In its simplest form, micro-finance is the loaning of small amounts of money to people.  It is usually done in developing countries in order to help fund and fuel development.  Small amounts of money are loaned to entrepreneurs and paid back within a year or two, usually.  Repayment rates are usually high and highest among female borrowers.

Now I will start to speculate.  I think micro-finance works better than just a hand-out because the need to repay the loan pushes people to succeed.  If you give someone $500, they take it and do what they will with it.  If you give them $500 and require it to be repaid, they need to make sure that $500 helps them to earn at least enough money to cover the principal plus interest.  Then, after the loan is repaid, they can continue to earn that money.

So, how does one get involved in micro-finance?  Well, I have two suggestions:

The first is Kiva.org.  It is a charity, and it accepts $25 donations and gives them to micro-finance organizations in various companies.  You get to choose the loan to fund.  The drawback, as far as I am concerned, is that you do not get a return on your money.  You get your money back if and when the loan is repaid, but you do not earn any interest on your money.  You also cannot claim your donation as a tax-deduction.

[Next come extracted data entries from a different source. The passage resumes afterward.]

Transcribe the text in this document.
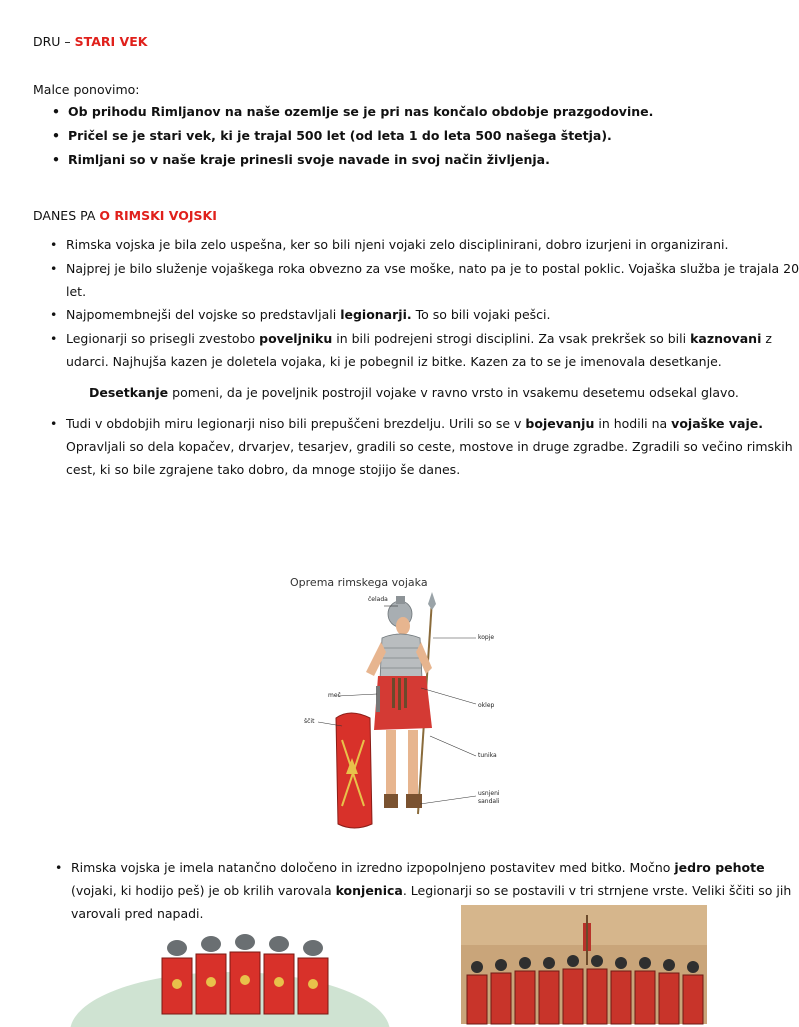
DRU – STARI VEK
Malce ponovimo:
• Ob prihodu Rimljanov na naše ozemlje se je pri nas končalo obdobje prazgodovine.
• Pričel se je stari vek, ki je trajal 500 let (od leta 1 do leta 500 našega štetja).
• Rimljani so v naše kraje prinesli svoje navade in svoj način življenja.
DANES PA O RIMSKI VOJSKI
• Rimska vojska je bila zelo uspešna, ker so bili njeni vojaki zelo disciplinirani, dobro izurjeni in organizirani.
• Najprej je bilo služenje vojaškega roka obvezno za vse moške, nato pa je to postal poklic. Vojaška služba je trajala 20
let.
• Najpomembnejši del vojske so predstavljali legionarji. To so bili vojaki pešci.
• Legionarji so prisegli zvestobo poveljniku in bili podrejeni strogi disciplini. Za vsak prekršek so bili kaznovani z
udarci. Najhujša kazen je doletela vojaka, ki je pobegnil iz bitke. Kazen za to se je imenovala desetkanje.
Desetkanje pomeni, da je poveljnik postrojil vojake v ravno vrsto in vsakemu desetemu odsekal glavo.
• Tudi v obdobjih miru legionarji niso bili prepuščeni brezdelju. Urili so se v bojevanju in hodili na vojaške vaje.
Opravljali so dela kopačev, drvarjev, tesarjev, gradili so ceste, mostove in druge zgradbe. Zgradili so večino rimskih
cest, ki so bile zgrajene tako dobro, da mnoge stojijo še danes.
Oprema rimskega vojaka
čelada
kopje
meč
oklep
ščit
tunika
usnjeni
sandali
• Rimska vojska je imela natančno določeno in izredno izpopolnjeno postavitev med bitko. Močno jedro pehote
(vojaki, ki hodijo peš) je ob krilih varovala konjenica. Legionarji so se postavili v tri strnjene vrste. Veliki ščiti so jih
varovali pred napadi.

The second website is microplace.com.  It is a for-profit site, and allows you to give money to support micro-finance loans.  The difference from Kiva is that you do earn a return.  The highest return I have seen is 5%, which is pretty low considering there is a fair amount of risk involved.

So, until micro-finance starts providing returns commesurate to its risk, it will mostly be the domain of charities.  I am waiting for the day it does start returning the proper rate.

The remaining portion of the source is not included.